Quando a 10 de Julho o meu cunhado Pedro foi visitar o Luaty, tomou conhecimento de uma medida disciplinar através de palavras proferidas sobre José Eduardo dos Santos na sala da reeducação. O Luaty tinha ficado impedido de ter qualquer tipo de comunicação com o exterior durante dois meses, uma pena que só é aplicada a reclusos que agridam ou ponham em perigo a segurança da guarda prisional ou de outros reclusos. Para mim, foi o fim. Dois meses pareciam-me uma eternidade, e nem conseguia imaginar como seria para ele.

Escrevi muitas cartas ao meu marido, mas elas nunca chegaram. Até pedi uma audiência com o director para lhe mostrar a lei sobre o direito dos reclusos à privacidade. Ainda propus não selar os envelopes em casa, mas sim na frente deles – nada resultou.

Ao fim de 90 dias de prisão preventiva e sem podermos comunicar, viajei para Lisboa. Recebemos depois uma carta que o Luaty entregou ao irmão Kiari, comunicando que tinham decidido fazer greve de fome. Dizia que iria até ao fim caso o procurador não se pronunciasse em relação à prisão preventiva.
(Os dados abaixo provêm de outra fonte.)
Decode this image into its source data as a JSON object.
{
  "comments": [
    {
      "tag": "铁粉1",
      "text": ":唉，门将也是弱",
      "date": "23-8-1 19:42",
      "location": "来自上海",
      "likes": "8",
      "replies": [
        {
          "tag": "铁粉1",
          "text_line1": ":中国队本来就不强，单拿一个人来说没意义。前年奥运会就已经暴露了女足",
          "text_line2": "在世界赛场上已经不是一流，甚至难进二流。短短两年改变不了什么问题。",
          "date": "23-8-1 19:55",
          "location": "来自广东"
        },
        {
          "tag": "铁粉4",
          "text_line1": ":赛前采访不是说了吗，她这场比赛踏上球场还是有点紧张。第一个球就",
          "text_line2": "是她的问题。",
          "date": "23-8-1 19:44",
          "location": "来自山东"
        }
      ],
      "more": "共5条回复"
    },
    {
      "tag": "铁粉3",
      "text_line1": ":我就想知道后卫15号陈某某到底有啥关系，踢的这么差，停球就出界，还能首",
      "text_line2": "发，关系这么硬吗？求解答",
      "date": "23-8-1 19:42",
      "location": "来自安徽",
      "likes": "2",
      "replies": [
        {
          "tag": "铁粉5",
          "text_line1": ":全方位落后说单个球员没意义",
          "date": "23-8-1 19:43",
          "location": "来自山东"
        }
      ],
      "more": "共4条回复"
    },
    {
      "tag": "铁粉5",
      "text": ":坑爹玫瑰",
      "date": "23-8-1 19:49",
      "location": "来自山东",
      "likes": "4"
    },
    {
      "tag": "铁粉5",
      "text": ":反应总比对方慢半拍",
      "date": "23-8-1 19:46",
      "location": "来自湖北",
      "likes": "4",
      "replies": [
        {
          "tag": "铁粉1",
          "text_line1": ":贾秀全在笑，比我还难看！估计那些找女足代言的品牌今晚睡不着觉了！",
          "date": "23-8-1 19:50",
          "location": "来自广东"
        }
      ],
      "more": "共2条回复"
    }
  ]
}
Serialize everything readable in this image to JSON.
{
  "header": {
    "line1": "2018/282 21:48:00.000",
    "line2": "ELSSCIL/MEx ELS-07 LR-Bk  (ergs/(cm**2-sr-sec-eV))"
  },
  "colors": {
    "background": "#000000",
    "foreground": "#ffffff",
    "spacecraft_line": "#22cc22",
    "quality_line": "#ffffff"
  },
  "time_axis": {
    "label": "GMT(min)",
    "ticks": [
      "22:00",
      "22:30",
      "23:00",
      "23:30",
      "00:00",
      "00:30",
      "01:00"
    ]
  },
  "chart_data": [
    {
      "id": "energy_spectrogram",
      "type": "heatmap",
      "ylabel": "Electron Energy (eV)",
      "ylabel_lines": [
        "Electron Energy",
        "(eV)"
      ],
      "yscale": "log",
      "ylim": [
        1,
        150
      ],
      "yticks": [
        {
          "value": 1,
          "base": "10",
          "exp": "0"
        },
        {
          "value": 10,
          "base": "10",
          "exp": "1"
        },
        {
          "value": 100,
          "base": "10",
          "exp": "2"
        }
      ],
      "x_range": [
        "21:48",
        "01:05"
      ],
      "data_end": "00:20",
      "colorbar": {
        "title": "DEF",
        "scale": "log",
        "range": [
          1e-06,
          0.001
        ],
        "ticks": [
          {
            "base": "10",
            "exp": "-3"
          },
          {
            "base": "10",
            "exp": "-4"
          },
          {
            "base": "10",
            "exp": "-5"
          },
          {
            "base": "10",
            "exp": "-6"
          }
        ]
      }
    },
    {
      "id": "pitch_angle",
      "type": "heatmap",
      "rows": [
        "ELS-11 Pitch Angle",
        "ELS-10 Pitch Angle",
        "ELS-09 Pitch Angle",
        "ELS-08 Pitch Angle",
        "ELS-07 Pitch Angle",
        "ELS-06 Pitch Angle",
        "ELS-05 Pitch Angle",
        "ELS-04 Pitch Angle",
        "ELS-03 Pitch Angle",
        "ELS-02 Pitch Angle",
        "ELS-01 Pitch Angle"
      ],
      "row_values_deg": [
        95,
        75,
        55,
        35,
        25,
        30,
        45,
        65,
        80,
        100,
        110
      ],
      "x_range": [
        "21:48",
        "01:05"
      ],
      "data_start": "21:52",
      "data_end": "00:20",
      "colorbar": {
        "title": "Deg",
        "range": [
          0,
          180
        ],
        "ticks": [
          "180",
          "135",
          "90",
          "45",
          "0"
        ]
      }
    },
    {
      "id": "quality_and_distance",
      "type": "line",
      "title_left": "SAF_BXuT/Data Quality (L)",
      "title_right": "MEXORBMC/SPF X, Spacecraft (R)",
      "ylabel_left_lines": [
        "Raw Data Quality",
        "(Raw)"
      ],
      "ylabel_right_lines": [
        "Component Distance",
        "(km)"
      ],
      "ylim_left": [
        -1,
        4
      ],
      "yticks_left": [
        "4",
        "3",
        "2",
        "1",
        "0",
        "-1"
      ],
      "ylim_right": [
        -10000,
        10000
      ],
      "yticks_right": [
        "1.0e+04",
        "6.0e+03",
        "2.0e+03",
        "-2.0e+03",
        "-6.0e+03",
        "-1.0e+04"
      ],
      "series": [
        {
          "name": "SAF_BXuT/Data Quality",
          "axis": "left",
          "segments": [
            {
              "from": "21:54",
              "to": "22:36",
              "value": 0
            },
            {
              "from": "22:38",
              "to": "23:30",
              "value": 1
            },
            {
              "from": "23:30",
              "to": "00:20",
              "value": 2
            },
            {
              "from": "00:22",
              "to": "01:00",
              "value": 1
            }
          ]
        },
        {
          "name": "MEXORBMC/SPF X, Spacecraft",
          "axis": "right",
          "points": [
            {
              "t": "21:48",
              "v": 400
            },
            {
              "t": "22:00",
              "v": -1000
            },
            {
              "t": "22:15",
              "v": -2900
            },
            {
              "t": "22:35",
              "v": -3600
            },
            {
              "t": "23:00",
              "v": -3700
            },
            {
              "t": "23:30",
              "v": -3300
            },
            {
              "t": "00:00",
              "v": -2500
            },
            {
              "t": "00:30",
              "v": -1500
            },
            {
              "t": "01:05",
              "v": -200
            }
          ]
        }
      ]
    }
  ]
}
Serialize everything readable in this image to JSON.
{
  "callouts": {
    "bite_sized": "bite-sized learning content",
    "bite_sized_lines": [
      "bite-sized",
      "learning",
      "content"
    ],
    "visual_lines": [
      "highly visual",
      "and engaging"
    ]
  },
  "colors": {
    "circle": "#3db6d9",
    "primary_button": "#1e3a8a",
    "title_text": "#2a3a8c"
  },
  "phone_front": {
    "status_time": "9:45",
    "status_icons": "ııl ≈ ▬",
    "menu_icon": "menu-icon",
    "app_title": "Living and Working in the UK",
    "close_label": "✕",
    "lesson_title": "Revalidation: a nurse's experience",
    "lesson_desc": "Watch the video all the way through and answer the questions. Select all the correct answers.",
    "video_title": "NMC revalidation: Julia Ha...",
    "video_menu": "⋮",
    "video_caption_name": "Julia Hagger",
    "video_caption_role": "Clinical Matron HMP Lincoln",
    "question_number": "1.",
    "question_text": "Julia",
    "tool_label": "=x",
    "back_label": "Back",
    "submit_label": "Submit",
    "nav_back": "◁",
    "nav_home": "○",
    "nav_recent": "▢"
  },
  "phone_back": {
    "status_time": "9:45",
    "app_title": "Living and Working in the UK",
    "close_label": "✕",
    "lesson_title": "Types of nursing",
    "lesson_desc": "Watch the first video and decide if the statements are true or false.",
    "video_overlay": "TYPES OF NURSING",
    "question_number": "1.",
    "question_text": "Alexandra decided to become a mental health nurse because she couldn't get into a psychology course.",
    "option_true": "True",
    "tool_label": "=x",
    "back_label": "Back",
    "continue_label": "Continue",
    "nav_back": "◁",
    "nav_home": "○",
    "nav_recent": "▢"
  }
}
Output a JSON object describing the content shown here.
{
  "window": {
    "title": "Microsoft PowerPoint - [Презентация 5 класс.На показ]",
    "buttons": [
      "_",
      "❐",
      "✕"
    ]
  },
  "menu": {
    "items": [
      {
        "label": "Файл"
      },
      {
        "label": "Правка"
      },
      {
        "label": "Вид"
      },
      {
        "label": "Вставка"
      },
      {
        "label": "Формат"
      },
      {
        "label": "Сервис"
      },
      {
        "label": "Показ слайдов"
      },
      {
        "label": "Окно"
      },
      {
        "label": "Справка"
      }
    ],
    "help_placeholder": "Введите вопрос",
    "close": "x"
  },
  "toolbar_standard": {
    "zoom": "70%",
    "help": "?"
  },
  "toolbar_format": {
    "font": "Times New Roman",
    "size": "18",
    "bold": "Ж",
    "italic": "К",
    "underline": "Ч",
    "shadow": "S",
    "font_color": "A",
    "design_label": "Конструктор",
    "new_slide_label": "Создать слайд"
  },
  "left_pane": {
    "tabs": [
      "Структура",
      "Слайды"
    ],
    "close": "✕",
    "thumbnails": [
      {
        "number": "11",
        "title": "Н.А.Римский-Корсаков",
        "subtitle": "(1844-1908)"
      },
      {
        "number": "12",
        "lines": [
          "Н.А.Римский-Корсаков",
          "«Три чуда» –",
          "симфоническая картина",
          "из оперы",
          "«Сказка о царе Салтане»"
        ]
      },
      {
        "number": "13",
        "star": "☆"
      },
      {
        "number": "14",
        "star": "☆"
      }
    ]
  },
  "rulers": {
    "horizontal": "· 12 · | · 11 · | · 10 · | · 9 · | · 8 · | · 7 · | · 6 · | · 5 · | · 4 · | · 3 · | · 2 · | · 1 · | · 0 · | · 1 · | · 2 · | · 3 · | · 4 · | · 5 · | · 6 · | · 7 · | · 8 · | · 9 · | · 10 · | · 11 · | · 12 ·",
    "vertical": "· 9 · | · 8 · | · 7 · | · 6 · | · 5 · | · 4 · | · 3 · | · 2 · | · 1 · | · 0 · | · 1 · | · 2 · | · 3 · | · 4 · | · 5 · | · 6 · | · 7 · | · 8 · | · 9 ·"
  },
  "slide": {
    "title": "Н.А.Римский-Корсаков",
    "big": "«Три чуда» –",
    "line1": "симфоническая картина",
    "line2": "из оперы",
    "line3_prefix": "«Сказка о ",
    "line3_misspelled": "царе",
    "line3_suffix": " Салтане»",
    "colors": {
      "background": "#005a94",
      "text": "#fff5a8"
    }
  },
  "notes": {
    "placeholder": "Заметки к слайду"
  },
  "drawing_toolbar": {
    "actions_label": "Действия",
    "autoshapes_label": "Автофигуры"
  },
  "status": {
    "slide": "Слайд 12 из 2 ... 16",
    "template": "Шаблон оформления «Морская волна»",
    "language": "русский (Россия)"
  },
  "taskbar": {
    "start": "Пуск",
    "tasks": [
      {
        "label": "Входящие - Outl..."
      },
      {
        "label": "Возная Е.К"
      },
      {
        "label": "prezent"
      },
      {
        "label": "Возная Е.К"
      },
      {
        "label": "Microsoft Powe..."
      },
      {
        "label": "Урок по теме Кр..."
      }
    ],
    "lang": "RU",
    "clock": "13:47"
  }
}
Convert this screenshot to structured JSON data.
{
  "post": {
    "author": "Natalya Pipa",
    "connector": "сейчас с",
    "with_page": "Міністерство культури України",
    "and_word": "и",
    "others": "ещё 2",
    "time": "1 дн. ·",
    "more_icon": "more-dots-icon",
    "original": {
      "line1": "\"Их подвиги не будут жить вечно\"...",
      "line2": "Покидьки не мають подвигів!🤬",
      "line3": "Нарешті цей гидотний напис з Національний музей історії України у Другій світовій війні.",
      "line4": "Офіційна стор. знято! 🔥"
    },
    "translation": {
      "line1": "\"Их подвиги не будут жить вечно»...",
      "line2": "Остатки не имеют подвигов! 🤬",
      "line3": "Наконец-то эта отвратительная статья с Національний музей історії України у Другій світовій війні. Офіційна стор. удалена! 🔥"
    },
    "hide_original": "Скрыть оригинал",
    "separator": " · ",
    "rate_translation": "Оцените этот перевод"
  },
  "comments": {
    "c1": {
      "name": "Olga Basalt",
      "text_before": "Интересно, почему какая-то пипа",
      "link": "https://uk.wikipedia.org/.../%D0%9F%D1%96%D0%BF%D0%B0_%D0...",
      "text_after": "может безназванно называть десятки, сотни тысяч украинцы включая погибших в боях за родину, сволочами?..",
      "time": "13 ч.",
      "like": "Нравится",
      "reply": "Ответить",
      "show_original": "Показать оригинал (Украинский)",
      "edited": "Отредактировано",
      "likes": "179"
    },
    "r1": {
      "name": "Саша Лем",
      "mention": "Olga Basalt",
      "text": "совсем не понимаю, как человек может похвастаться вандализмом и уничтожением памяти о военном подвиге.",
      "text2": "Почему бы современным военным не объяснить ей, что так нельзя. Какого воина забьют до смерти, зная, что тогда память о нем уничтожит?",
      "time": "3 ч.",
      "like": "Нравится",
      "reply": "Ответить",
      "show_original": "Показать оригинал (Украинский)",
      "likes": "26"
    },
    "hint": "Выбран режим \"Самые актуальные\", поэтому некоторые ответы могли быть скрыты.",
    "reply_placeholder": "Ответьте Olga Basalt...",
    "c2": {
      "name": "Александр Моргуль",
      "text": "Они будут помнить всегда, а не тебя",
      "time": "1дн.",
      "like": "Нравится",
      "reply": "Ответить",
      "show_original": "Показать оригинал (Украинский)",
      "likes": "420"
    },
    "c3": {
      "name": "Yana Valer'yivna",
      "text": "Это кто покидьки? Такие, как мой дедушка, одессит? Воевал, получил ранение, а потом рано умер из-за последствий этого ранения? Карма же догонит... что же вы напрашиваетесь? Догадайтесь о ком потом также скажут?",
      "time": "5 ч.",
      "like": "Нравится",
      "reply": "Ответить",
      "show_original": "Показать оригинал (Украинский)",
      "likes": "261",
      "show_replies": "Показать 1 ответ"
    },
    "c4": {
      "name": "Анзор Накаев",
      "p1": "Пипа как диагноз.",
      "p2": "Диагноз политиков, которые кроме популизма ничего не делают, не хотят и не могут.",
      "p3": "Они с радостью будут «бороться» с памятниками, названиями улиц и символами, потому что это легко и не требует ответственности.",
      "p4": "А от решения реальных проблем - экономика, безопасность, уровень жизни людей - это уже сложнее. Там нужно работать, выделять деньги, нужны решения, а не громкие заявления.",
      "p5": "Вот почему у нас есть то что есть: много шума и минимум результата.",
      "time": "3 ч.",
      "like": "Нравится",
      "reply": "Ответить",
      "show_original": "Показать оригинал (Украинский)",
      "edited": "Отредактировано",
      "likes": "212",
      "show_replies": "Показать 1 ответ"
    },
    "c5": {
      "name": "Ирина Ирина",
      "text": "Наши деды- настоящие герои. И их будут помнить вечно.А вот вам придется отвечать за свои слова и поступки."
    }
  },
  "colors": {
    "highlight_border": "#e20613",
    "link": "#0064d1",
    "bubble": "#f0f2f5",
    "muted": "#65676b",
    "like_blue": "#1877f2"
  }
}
Uma carta chocante, a despedir-se e a dizer que, caso morresse, queria ser cremado e que as cinzas fossem lançadas ao mar.

Quando regressei a Luanda já o Luaty estava no 12.º dia de greve de fome. Pedi que parasse, implorei. Continuou irredutível, tentou que percebêssemos as suas razões. Na semana seguinte era o aniversário da Luena, a nossa filha. Fui a Calomboloca com uma carta lembrando-lhe que a nossa Luena fazia dois anos e precisava do pai vivo. Nunca vi pessoa mais teimosa e convicta do que o meu amor.

Fizemos vigílias para que ele parasse, muitos apelos, mas tudo o que o Luaty queria era que a justiça fizesse o seu trabalho.

Quando foi transferido para o hospital, várias pessoas queriam vê-lo, mas só me deixavam entrar a mim, a mãe e os irmãos. Um dia abdiquei da minha visita para dar a vez à Vilma – amiga do Luaty, ex-namorada com quem mantém uma óptima relação de amizade. Ela tinha viajado para Luanda única e exclusivamente para o ver. Depois uma alma caridosa deixou que eu e a minha sogra entrássemos com ela. Ainda nos rimos por estarem “as mulheres da vida do Luaty” todas juntas.

Nessa altura, a exaustão já era imensa. Todos os dias acordávamos e corríamos para a clínica só para saber se ele ainda estava vivo.»